Certains acteurs économiques ont intérêt à retarder la lutte contre le dérèglement climatique, ce n’est pas le cas dans l’agriculture ou alors c’est extrêmement marginal. Ils sont parmi les premiers impactés par ce dérèglement. Les évènements climatiques extrêmes sont constatés depuis des années à la fois en métropole et dans les Dom : des chercheurs de l’Inrae ont d’ailleurs modélisé ce qui nous attend dans les années à venir en fonction des scénarios de réchauffement de la planète. Sécheresse, inondations, impacts sur les bioagresseurs… pour eux, c’est un fait acquis. Mais attention à ne pas être trop anxiogène, tout comme dans le reste de la société, d’autant que nombre d’entre eux ont des revenus faibles, voire n’arrivent pas à boucler les fins de mois. Le système de production doit changer dans les années à venir — et cela transpire de nos travaux parfois — mais cela ne doit pas être exprimé ainsi. Nous ne devons pas prendre le risque du raidissement, de la colère, du déni de personnes qui souhaitent souvent transmettre leur exploitation à leurs enfants en n’imaginant pas le pire pour eux. C’est un défi dans la manière dont la science doit interagir dans la société. Encore une fois, nous ne devons pas raisonner globalement mais localement de manière ouverte et participative pour raisonner sur cette transition. Voilà pour « l’optimisme de la raison » que nous souhaitons mettre en place. Si les acteurs économiques dans les territoires prennent conscience, l’impact sera fort et, heureusement, les signaux faibles s’accumulent. Le statu quo n’est plus une option aujourd’hui.
« Le pire n’est jamais certain mais je crains les mauvaises surprises »
Donald Trump nouvellement élu a fait passer des décrets limitant la mise à disposition de données sur les maladies animales ou les publications de recherche fondamentale. En voyez-vous déjà les effets ?
C’est hallucinant, effectivement, mais nous ne l’avons pas constaté concrètement pour le moment sur les sujets agricoles.

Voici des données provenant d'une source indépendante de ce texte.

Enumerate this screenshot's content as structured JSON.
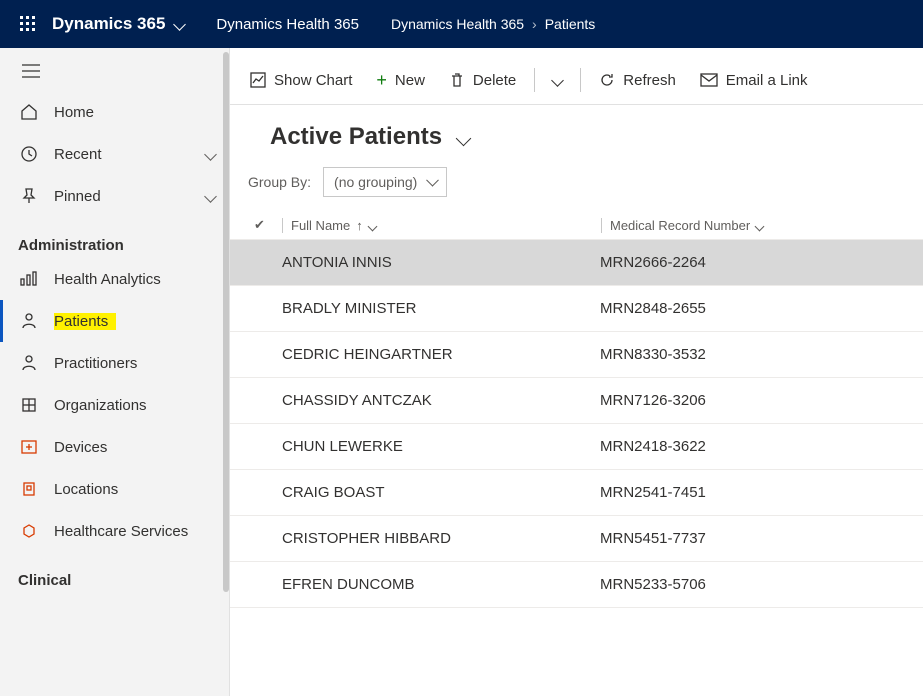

Nous avons des partenariats historiques avec nos équivalents américains ; de prochaines réunions informelles d’ici juin nous permettront d’avoir les bonnes informations sur ce sujet. Le pire n’est jamais certain mais je crains les mauvaises surprises. Lors du précédent mandat de Trump, j’ai le souvenir de réunions avec mes collègues américains qui pinaillaient sur des comptes-rendus pour remplacer le terme « climate change » par « changing climate condition ». Nous aurons bientôt des échanges avec eux à propos du bétail, un sujet déjà sensible sous le mandat de Joe Biden. Il nous faut espérer par ailleurs que les chercheurs universitaires sauvegarderont des marges de manœuvres académiques.